- Poster
- Japanese: カスタムメイド10.30
- Directed by: Hajime Ishimine
- Written by: Hajime Ishimine
- Starring: Kaela Kimura Erika Nishikado Tamio Okuda Hajime Anzai Carolyn Kawasaki Ayaka Maeda
- Edited by: Hajime Ishimine
- Music by: Tamio Okuda
- Production companies: KlockWorx Kinetique Grasshoppa! Films
- Distributed by: KlockWorx
- Release date: October 29, 2005 (Japan);
- Running time: 121 minutes
- Country: Japan
- Language: Japanese

= Custom Made 10.30 =

Custom Made 10.30 (カスタムメイド10.30, Kasutamu Meido Jū Ten San Zero) is a 2005 Japanese film about an 18-year-old high school student in Hiroshima, and the film is collaborated with a concert of Tamio Okuda on October 30, 2004, at Hiroshima Municipal Stadium for the 10th anniversary of his solo performance.

==Plot==
Sisters "Manamo" and "Minamo" live separately in Hiroshima and London since the divorce of their parents. The elder sister Manamo lives in Hiroshima with her mother, she is a high school student, but moonlights at a Japanese cabaret-club. After her mother remarries and moves to Yamaguchi Prefecture, Manamo lives by herself in Hiroshima.

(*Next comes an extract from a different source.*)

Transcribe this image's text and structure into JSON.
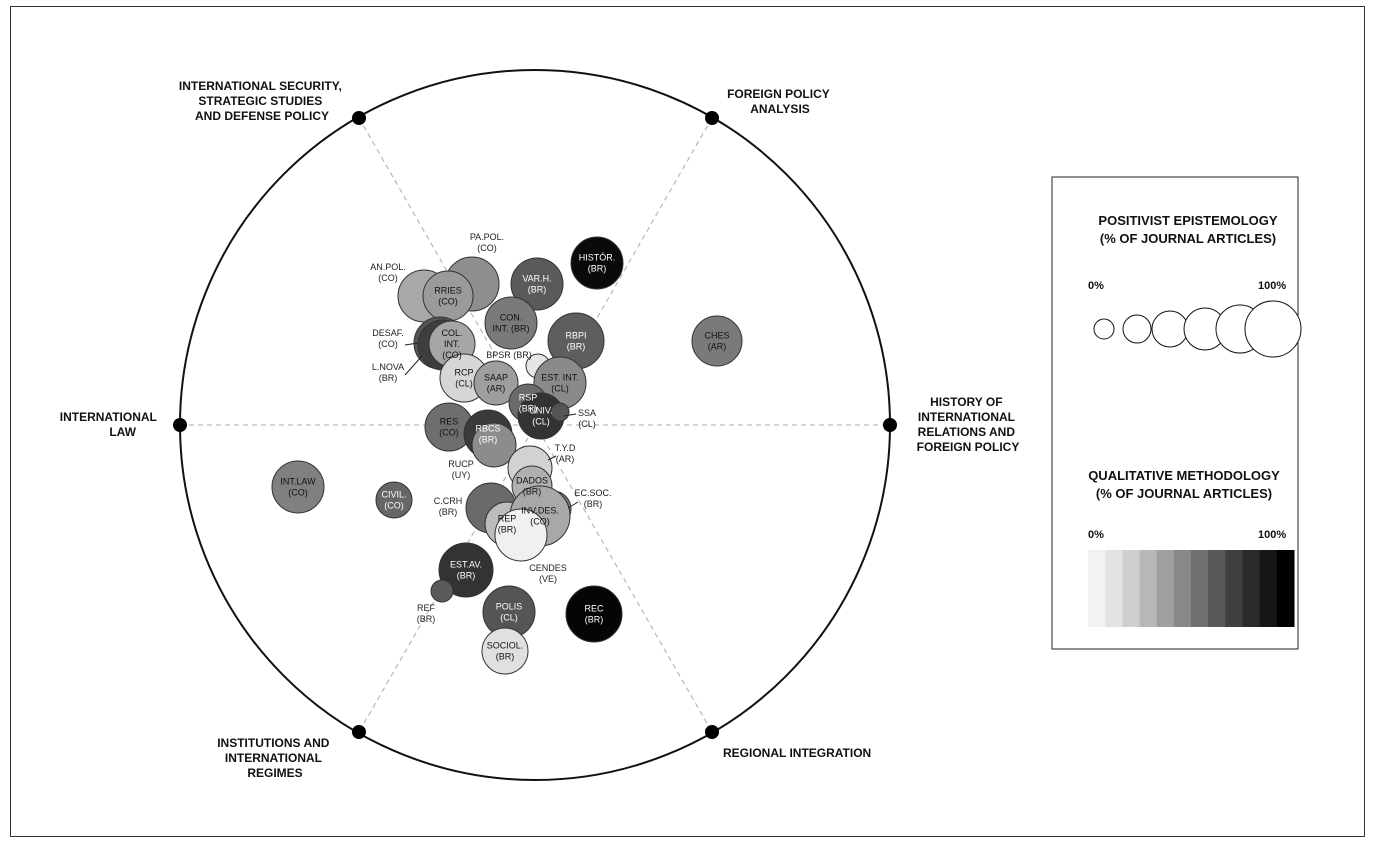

One day, her younger sister Minamo returns from London to visit Manamo. It is ten years since they have lived together, and they argue every day.

==Cast==
- Kaela Kimura as "Manamo Kobayashi", an 18-year-old, 3rd-year student of Hiroshima Minami high school, lives in Yokogawa, Nishi-ku, Hiroshima, dreams to be a singer, vocal of "Five Dimension Customs".
- Erika Nishikado as "Minamo Kobayashi", Manamo's younger sister, 15-year-old, 2nd-year student of Royal Academy of Music, comes back to Hiroshima from London.
- Tamio Okuda as " Tamio Okuda", 39-year-old singer, himself.
- Hajime Anzai as "Takuji", Manamo and Minamo's father, lives in London.
- Carolyn Kawasaki as "Risa", Manamo and Minamo's mother, lives in Yamaguchi.
- Ayaka Maeda as "Asako", bass player of "Five Dimension Customs",
- Ryoko Matsui as "Hime", drum player and a leader of "Five Dimension Customs", an expectant mother.
- Kenichi Matsuyama as "Tamotsu", a shop boy of cabaret-club "Shin Getsu".
- Susumu Terajima as the master of cabaret-club "Shin Getsu"
- Masako Chiba as "VIP Yoko" of cabaret-club "Shin Getsu".
- Ichiro Ogura as a probationer angel "Eddy".
- Ryō Kase as probationer angel "Jeff".
- Mickey Curtis as a god.
- Yoshiko Miyazaki as the owner of clothing store "Takeda" in Yokogawa, Hiroshima.
- Shingo Yanagisawwa as "Horikoshi", a frequenter of cabaret-club "Shin Getsu".
- Taishu Kase as a teacher.

==DVDs==
- The DVD was released on March 24, 2006.
- A documentary program of the film by Television Kanagawa, titled "Custom Made 10.30: Angel Works", was released on October 14, 2005.
- The original concert DVD "Hitori Matatabi Special @ Hiroshima Municipal Stadium" was released on February 23, 2005.

==Soundtrack==
- A soundtrack CD was released on October 31, 2005, containing 21 songs from the film.